In these cases involving "retired employees who filed hearing loss claims," the Board held that interest in compensation owed is not due from the date of injury; rather, it is due from the date that benefits are due under the Act. The Board noted that "[t]he award of interest on benefits due under the Act is not statutorily mandated but has been upheld as consistent with the Congressional purpose of fully compensating claimants for their injuries." Thus, interest awarded under § 14(e) and (f) of the Act is not intended to penalized Employer; to the contrary, such an interest award is designed to "make the claimant whole for his injury where employer has withheld benefits and had the use of money due claimant." Consequently, the Board held the following:

Pursuant to Section 14(b) of the Act, . . . the first installment of compensation becomes due' on the fourteenth day after employer is notified of the injury under Section 12 . . . or has knowledge of the injury, on which date, all compensation then due shall be paid.
. . .

Inasmuch as an employer has no legal obligation to pay compensation until 14 days after receiving notice or knowledge, it logically follows that interest should also be assessed from this date because interest attaches to overdue compensation benefits and no payments are overdue prior to this date.

The Board also noted, as an aside, that the Black Lung Benefits Act at 30 U.S.C. § 932(a) and the implementing regulations at 20 C.F.R. § 725.608(a) provide that an "employer is liable for interest on past due benefits computed from the date on which such benefits were due and payable.'" Because black lung benefits are due 30 days after the initial determination of eligibility, "interest also accrues from that point, as it is only then that the employer profits from the unauthorized retention of a claimant's funds.'"

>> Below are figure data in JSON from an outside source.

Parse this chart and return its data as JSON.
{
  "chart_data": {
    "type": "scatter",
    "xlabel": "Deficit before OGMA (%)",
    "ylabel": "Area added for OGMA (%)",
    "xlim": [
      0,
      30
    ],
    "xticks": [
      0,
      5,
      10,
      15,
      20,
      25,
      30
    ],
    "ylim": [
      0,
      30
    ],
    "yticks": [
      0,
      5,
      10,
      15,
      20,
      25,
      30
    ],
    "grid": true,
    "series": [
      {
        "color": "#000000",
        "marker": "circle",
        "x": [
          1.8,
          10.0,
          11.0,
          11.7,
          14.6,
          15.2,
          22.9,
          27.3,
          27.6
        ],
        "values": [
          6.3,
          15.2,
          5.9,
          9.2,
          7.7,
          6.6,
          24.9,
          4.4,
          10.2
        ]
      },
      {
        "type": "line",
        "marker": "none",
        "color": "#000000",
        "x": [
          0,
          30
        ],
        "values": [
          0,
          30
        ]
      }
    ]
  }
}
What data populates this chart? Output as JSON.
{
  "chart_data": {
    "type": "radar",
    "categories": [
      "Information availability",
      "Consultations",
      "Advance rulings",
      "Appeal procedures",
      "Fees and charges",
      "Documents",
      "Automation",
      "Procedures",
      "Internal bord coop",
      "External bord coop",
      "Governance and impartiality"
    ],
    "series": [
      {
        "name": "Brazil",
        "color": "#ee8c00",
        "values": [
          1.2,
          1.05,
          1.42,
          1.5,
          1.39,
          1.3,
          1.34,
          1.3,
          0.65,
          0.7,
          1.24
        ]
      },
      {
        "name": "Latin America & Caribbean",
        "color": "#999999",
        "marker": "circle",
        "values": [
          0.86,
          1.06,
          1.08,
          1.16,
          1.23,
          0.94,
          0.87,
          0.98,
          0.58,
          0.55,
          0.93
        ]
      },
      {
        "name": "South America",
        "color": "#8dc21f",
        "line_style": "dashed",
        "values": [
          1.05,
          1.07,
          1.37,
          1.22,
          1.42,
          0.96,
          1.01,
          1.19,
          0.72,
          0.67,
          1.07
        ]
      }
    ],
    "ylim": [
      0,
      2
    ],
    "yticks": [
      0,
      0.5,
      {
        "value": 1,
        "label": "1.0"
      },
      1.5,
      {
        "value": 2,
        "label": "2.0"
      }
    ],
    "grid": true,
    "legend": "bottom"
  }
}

Thus, the Board concluded that "interest in these hearing loss claims properly accrues on unpaid benefits from the date they become due under Section 14(b)" until such benefits are paid.

[ interest due in hearing loss claims ]

In Hebert v. TTT Stevedores of Texas, BRB No. 92-1239 (June 27, 1996)(unpublished), a copy of which is attached, the Board reversed the administrative law judge's holding that the Special Fund was liable for the payment of Employer's attorney's fees as a sanction under § 26 of the Act, but stated the following:

Although the United States Supreme Court recently indicated that even if a statute governs the imposition of attorney's fees a court 'may resort to its inherent power to impose attorney's fees as a sanction for bad faith conduct,' Chambers v. NASCO, Inc., 501 U.S. 32, 50 (1991), a court should invoke this inherent power only when it finds that 'fraud has been practiced upon it, or that the very temple of justice has been defiled.'

The Board also referred to its own precedent to state that only a "court", i.e. federal district or circuit court, may award sanctions under § 26 of the Act, and that neither the administrative law judge nor the Board fall within the definition of a "court."